2) Problems with falling asleep, with repeated visits to parents’ room
3) May overeat or undereat
4) Avoidance of outside and decreased interpersonal interactions outside of house
5) Increased needs for reassurance
6) Explosive outbursts
7) Poor academic performance at school
Treatment options that have been tried include use of imipramine, clomipramine, clonazepam, along with efforts to send the child to school consistently.
Specific phobias: Seventy percent of children with specific phobias may have another anxiety disorder. The specific phobia may be situational or environmental in nature.
Obsessive compulsive disorder: Symptoms such as ordering, repetitiveness and checking may be associated with more comorbidities as compared to contamination symptoms that have least comorbidities. The treatments of choice include cognitive behavioral therapy, use of serotonin reuptake inhibitors including clomipramine (FDA approved starting age 10), fluvoxamine (approved starting age 8), fluoxetine (approved starting age 6) and others. Results from the pediatric OCD treatment study (POTS) have suggested that combination of CBT+Sertraline > sertraline alone= CBT alone > Pill placebo in treatment of pediatric OCD. Newer research on deep brain stimulation and neurosurgery as treatment options for OCD are underway.
Acute Stress Disorder is characterized by the presence of a life threatening event followed by the occurrence of re-experiencing, avoidance and increased arousal symptoms. This is usually time limited but can result in enduring symptoms in the form of PTSD. The risk factors that are associated with development of enduring symptoms include the presence of a pre-existing psychiatric disorder, proximity to the event and post-traumatic environment.
Recent research: A large scale NIMH funded trial, Child/adolescent Anxiety Multimodal study (CAMS) was carried out to determine the modality that is most successful to treat patients with SAD, GAD and social phobia. A comparison among combination of CBT + pharmacotherapy, pharmacotherapy alone, CBT alone and placebo was made in a total of 488 subjects. The subjects underwent 12 weeks of acute phase treatment followed by 6 month follow up. The results of the study are still awaited.
Finally, to conclude, anxiety disorders are extremely common, they are easy to miss and anxiety disorders respond to treatment exceedingly well. Research clearly demonstrates that treatment of anxiety disorders can significantly lower distress and improve functioning.

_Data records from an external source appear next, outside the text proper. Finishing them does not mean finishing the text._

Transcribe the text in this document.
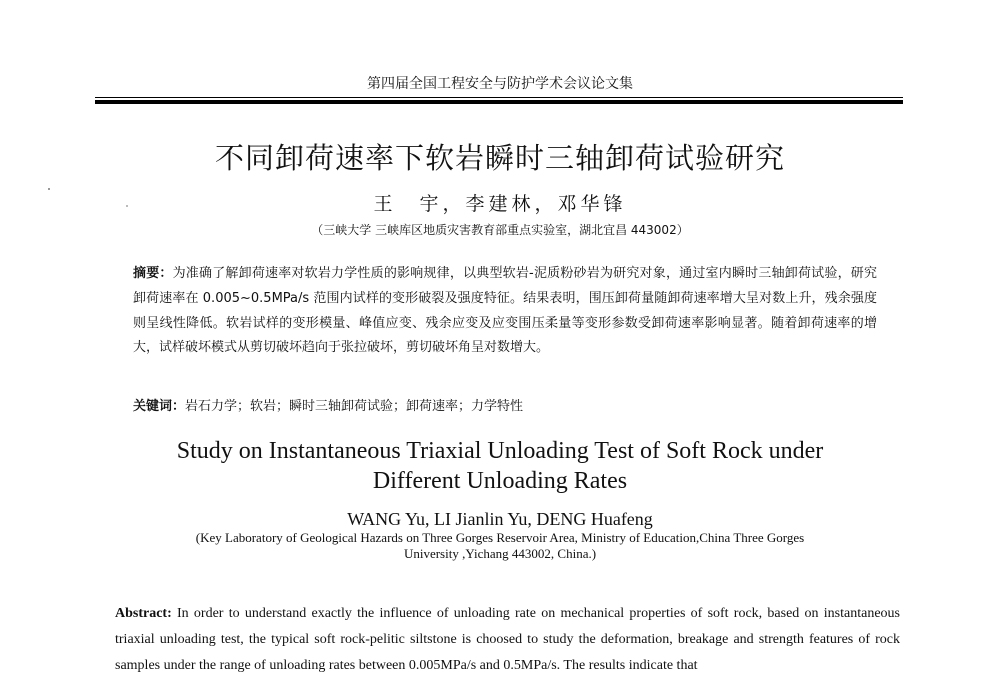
第四届全国工程安全与防护学术会议论文集
不同卸荷速率下软岩瞬时三轴卸荷试验研究
王　宇，李建林，邓华锋
（三峡大学 三峡库区地质灾害教育部重点实验室，湖北宜昌 443002）
摘要：为准确了解卸荷速率对软岩力学性质的影响规律，以典型软岩-泥质粉砂岩为研究对象，通过室内瞬时三轴卸荷试验，研究卸荷速率在 0.005~0.5MPa/s 范围内试样的变形破裂及强度特征。结果表明，围压卸荷量随卸荷速率增大呈对数上升，残余强度则呈线性降低。软岩试样的变形模量、峰值应变、残余应变及应变围压柔量等变形参数受卸荷速率影响显著。随着卸荷速率的增大，试样破坏模式从剪切破坏趋向于张拉破坏，剪切破坏角呈对数增大。
关键词：岩石力学；软岩；瞬时三轴卸荷试验；卸荷速率；力学特性
Study on Instantaneous Triaxial Unloading Test of Soft Rock under
Different Unloading Rates
WANG Yu, LI Jianlin Yu, DENG Huafeng
(Key Laboratory of Geological Hazards on Three Gorges Reservoir Area, Ministry of Education,China Three Gorges
University ,Yichang 443002, China.)
Abstract: In order to understand exactly the influence of unloading rate on mechanical properties of soft rock, based on instantaneous triaxial unloading test, the typical soft rock-pelitic siltstone is choosed to study the deformation, breakage and strength features of rock samples under the range of unloading rates between 0.005MPa/s and 0.5MPa/s. The results indicate that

E. PEDIATRIC PSYCHOPHARMACOLOGY CASE PRESENTATIONS: PRACTICAL APPLICATIONS
Christopher Jon Kratochvil, M.D.
This session involved a presentation of clinical vignettes to the panel, followed by an interactive format with discussion of patient management by faculty and attendees. This presentation allowed the attendee to apply infor¬mation from the didactic presentations as well as clinical experi¬ence to the patient vignettes, providing an opportunity for a practical application of the data presented earlier in the institute. Some of the vignettes presented covered key topics such as treating a preschooler with ADHD, management of weight loss in patients with stimulants, long term growth issues in treatment of ADHD, treatment of gastrointestinal symptoms in patients on atomoxetine, and others. This session provided a practice opportunity to the clinicians to translate the knowledge derived from the presentations into their clinical practice.